Forests are ecosystems of enormous ecological, social and economic importance. However, deforestation is growing at a dizzying pace across the world. This destruction is generating devastating effects on human societies by losing the contributions of these ecosystems, including their role in the fight against climate change.
Deforestation in Venezuela is a problem that dates back a long time, resulting in a significant decrease in the forest area of the country. In the last 20 years, the expansion of gold mining, together with the Complex Humanitarian Emergency, seems to have accelerated this process.
The objective of this report is to contribute to the knowledge of the current situation of deforestation in the country and its effects on human rights. To this end, the researchers collected information obtained from Global Forest Watch, which provides deforestation data from remote sensing. Other sources of information were also used to contextualize the situation.
The most relevant findings were: 1. Venezuela has a high rate of deforestation, a trend that has accelerated in the last five years. 2. Deforestation affected natural forests -those with very little intervention- to a greater extent. 3. Venezuela’s deforestation rate is relatively low compared to other Amazonian countries, but it is the country that lost the most natural forests in the entire region. 4. The main causes of deforestation are shifting cultivation, Deforestation for obtaining basic resources, and forest fires. The latter seems to be becoming increasingly important. 5. The effects of small-scale mining on forests are not easy to estimate through remote sensing, but local measurements indicate that the country has lost an important forest area due to this activity. 6. Five states of the country concentrate 57% of national deforestation. Two of them are heavily affected by illegal mining.
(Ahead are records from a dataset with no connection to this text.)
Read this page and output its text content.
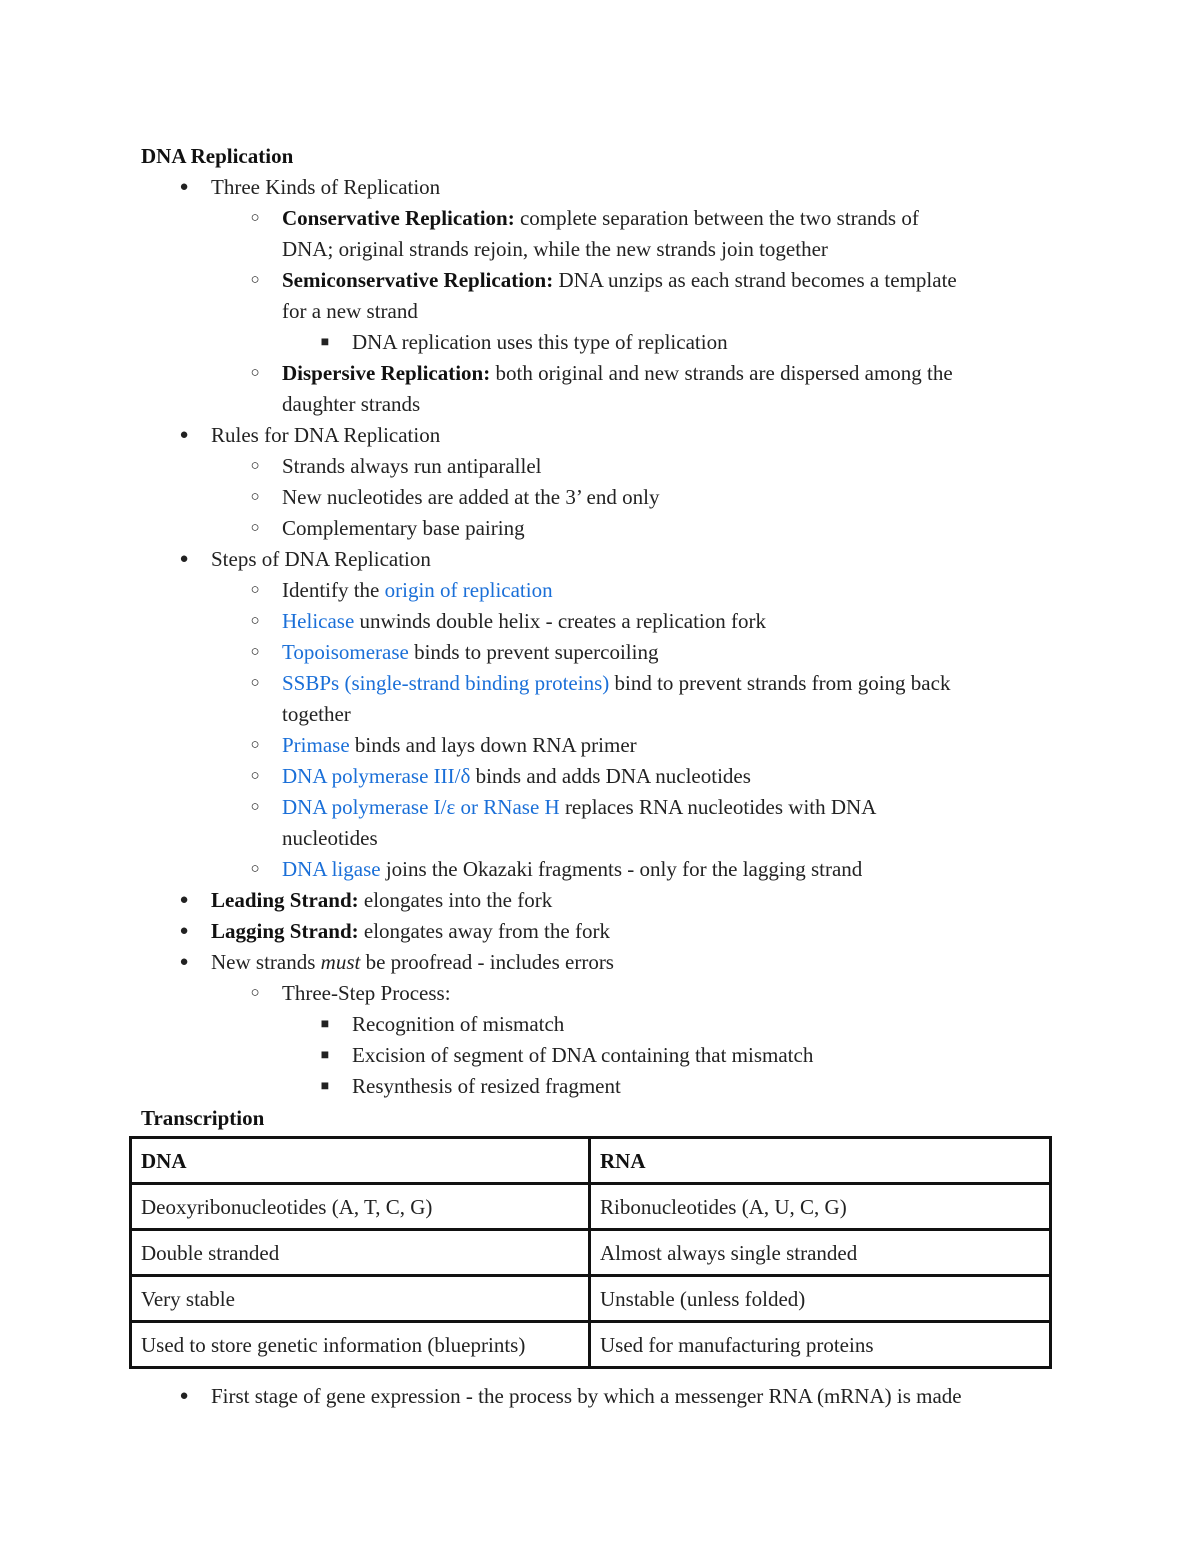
DNA Replication
● Three Kinds of Replication
○ Conservative Replication: complete separation between the two strands of
DNA; original strands rejoin, while the new strands join together
○ Semiconservative Replication: DNA unzips as each strand becomes a template
for a new strand
■ DNA replication uses this type of replication
○ Dispersive Replication: both original and new strands are dispersed among the
daughter strands
● Rules for DNA Replication
○ Strands always run antiparallel
○ New nucleotides are added at the 3’ end only
○ Complementary base pairing
● Steps of DNA Replication
○ Identify the origin of replication
○ Helicase unwinds double helix - creates a replication fork
○ Topoisomerase binds to prevent supercoiling
○ SSBPs (single-strand binding proteins) bind to prevent strands from going back
together
○ Primase binds and lays down RNA primer
○ DNA polymerase III/δ binds and adds DNA nucleotides
○ DNA polymerase I/ε or RNase H replaces RNA nucleotides with DNA
nucleotides
○ DNA ligase joins the Okazaki fragments - only for the lagging strand
● Leading Strand: elongates into the fork
● Lagging Strand: elongates away from the fork
● New strands must be proofread - includes errors
○ Three-Step Process:
■ Recognition of mismatch
■ Excision of segment of DNA containing that mismatch
■ Resynthesis of resized fragment
Transcription
DNA	RNA
Deoxyribonucleotides (A, T, C, G)	Ribonucleotides (A, U, C, G)
Double stranded	Almost always single stranded
Very stable	Unstable (unless folded)
Used to store genetic information (blueprints)	Used for manufacturing proteins
● First stage of gene expression - the process by which a messenger RNA (mRNA) is made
This situation may be the reflection of four connected situations: The lack of political will on the part of the State to protect the country’s forests; the establishment of an economic policy based on looting mining; the loss of the institutional capacities of the State to manage the forest ecosystems of the country, and a serious humanitarian crisis that leads a part of the population to resort to the exploitation of the forests as a form of livelihood.
Under these circumstances, it is very difficult for the Venezuelan State to meet the targets established for SDG15, as well as the Aichi Targets.
Based on the foregoing, the following recommendations were made to the Venezuelan State: Establish a comprehensive national policy for the conservation of forest ecosystems as fundamental components of national development and the overcoming of the current humanitarian crisis. Establish a process of re-institutionalization of the country’s environmental institutions, including their technical, political and economic strengthening. Hasten the design of a new National Strategy for the Conservation of Biological Diversity with a human rights approach under the international obligations assumed by the State. Establish a national research funding policy that supports scientific studies on the situation of the country’s forest ecosystems. Progressively eradicate mining extractivism as a means of financing the State, and facilitate public access to information on forests. Guarantee the participation of all stakeholders in decision-making on forest management, and promote education programs on these issues at all levels of instruction.